I've always been fascinated with indigo - there's a certain amount of magic to taking a plant, manipulating and fermenting it, coming up with a yellowish liquid that dyes fabric a green that then turns to blue! Different cultures around the world and through time have also seen indigo dyeing as something with varying degrees of magic attached to it. The people, often women, who knew how to make this transformation actually happen were sometimes viewed as possessing knowledge from a spiritual or magical realm.
The tropical plants from the genus Indigofera have historically been the source of indigo dye. Ancient civilizations from Asia, Europe, Africa, and the New World had indigo dyeing traditions - sometimes from native grown plants, sometimes from trade with other cultures. In Europe, blue from the indigo containing plant woad (Isatis tinctoria) was used and Japanese dyers still use what is commonly called Japanese Indigo (Polygonum tinctorium) as these plants grow in cooler climates.
Indigo has some interesting properties that make it both a wonderful, easy plant to dye with and also a very challenging one. It does not require a mordant - you just dip fabric in and you get a beautiful, long lasting blue. However .... indigo is not soluble in water. And it doesn't adhere well to fabric. The motivation to have blue fabric must've been great to overcome these two problems! To get around the first, the plant is usually fermented and then dissolved in an alkali solution, such as lye, urine, or ash. To get around the second, the oxygen needs to be removed to produce what is known as "indigo white." Without oxygen, there is no blue color. Sometimes this was done with minerals or bacteria (urine also helped with this) - as the mixture fermented, the oxygen was depleted. When the fabric is dipped into the solution, the indigo white will adhere to it. The fabric is then taken out and turns blue when it hits the oxygen in the air.
Some of the greatest fabric traditions used (and still use) indigo dyeing as part of the process. In Africa, adire fabric is made by painting a resist onto the fabric, dyeing it in an indigo vat, and then scraping off the paste to leave a white or lighter blue area. The piece below is Yoruba and can be seen at the Indianapolis Museum of Art.

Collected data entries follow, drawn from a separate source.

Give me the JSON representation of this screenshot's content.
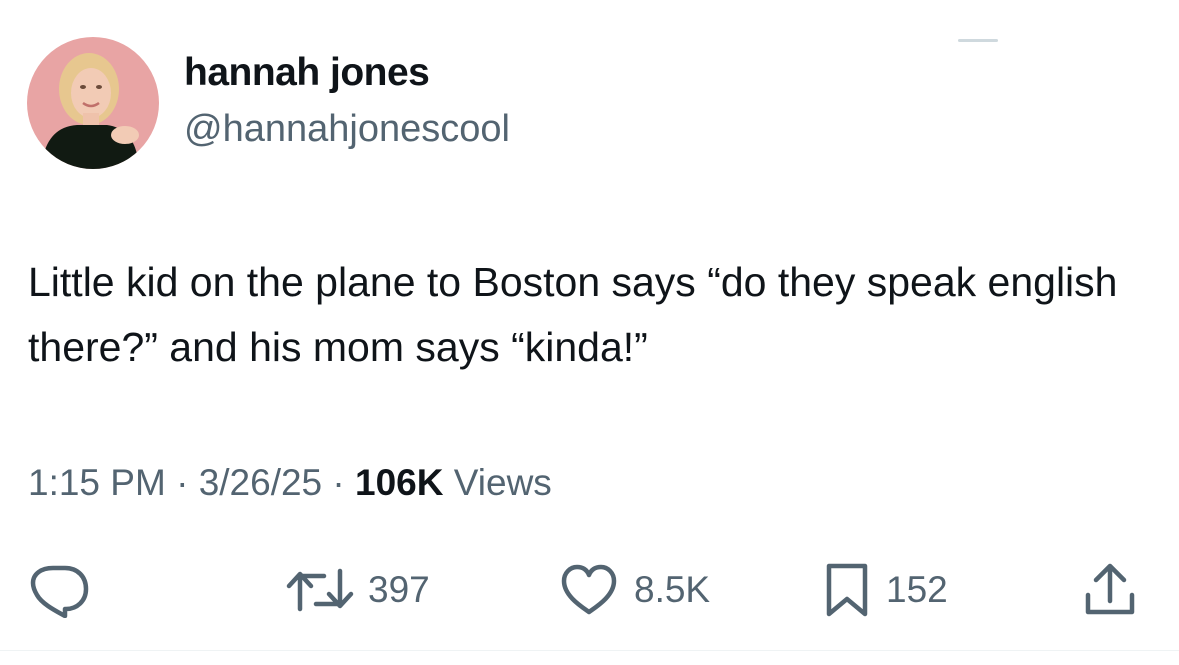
{
  "author": {
    "display_name": "hannah jones",
    "handle": "@hannahjonescool"
  },
  "tweet": {
    "text": "Little kid on the plane to Boston says “do they speak english there?” and his mom says “kinda!”",
    "time": "1:15 PM",
    "date": "3/26/25",
    "separator": "·",
    "views_count": "106K",
    "views_label": "Views"
  },
  "actions": {
    "reply": {
      "icon": "reply-icon"
    },
    "retweet": {
      "icon": "retweet-icon",
      "count": "397"
    },
    "like": {
      "icon": "heart-icon",
      "count": "8.5K"
    },
    "bookmark": {
      "icon": "bookmark-icon",
      "count": "152"
    },
    "share": {
      "icon": "share-icon"
    }
  },
  "colors": {
    "primary_text": "#0f1419",
    "secondary_text": "#536471",
    "background": "#ffffff",
    "avatar_background": "#e8a4a4"
  }
}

And this clip from a movie on Yoruba adire shows how the dye is traditionally prepared.
|Shinsui Ito, Cotton Kimono, 1922.|
In Japan, the tied and sewn shibori resist method used indigo dye. This early 1900s woodcut print features a woman in a shibori indigo dyed kimono.

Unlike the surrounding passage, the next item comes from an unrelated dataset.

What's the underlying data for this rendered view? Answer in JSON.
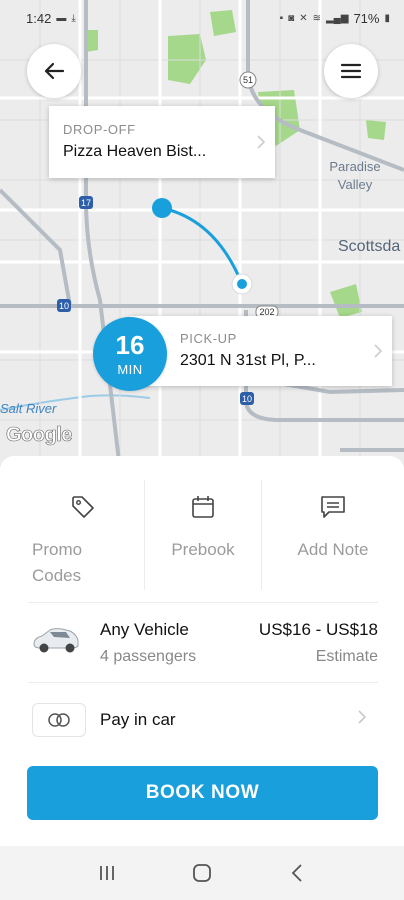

And the modern fabric tradition of denim has its beginnings in indigo dye (now synthetic dyes are often used). This Discovery +1 video shows how a pair of jeans is made from the cotton field to weaving and dyeing the fabric to the sewing and final "distressing." Very interesting!
I've been working on some indigo dyeing with freeze dried indigo crystals - very easy and lots of fun! And still very magical. I'll be sharing my results and some how-tos in coming posts.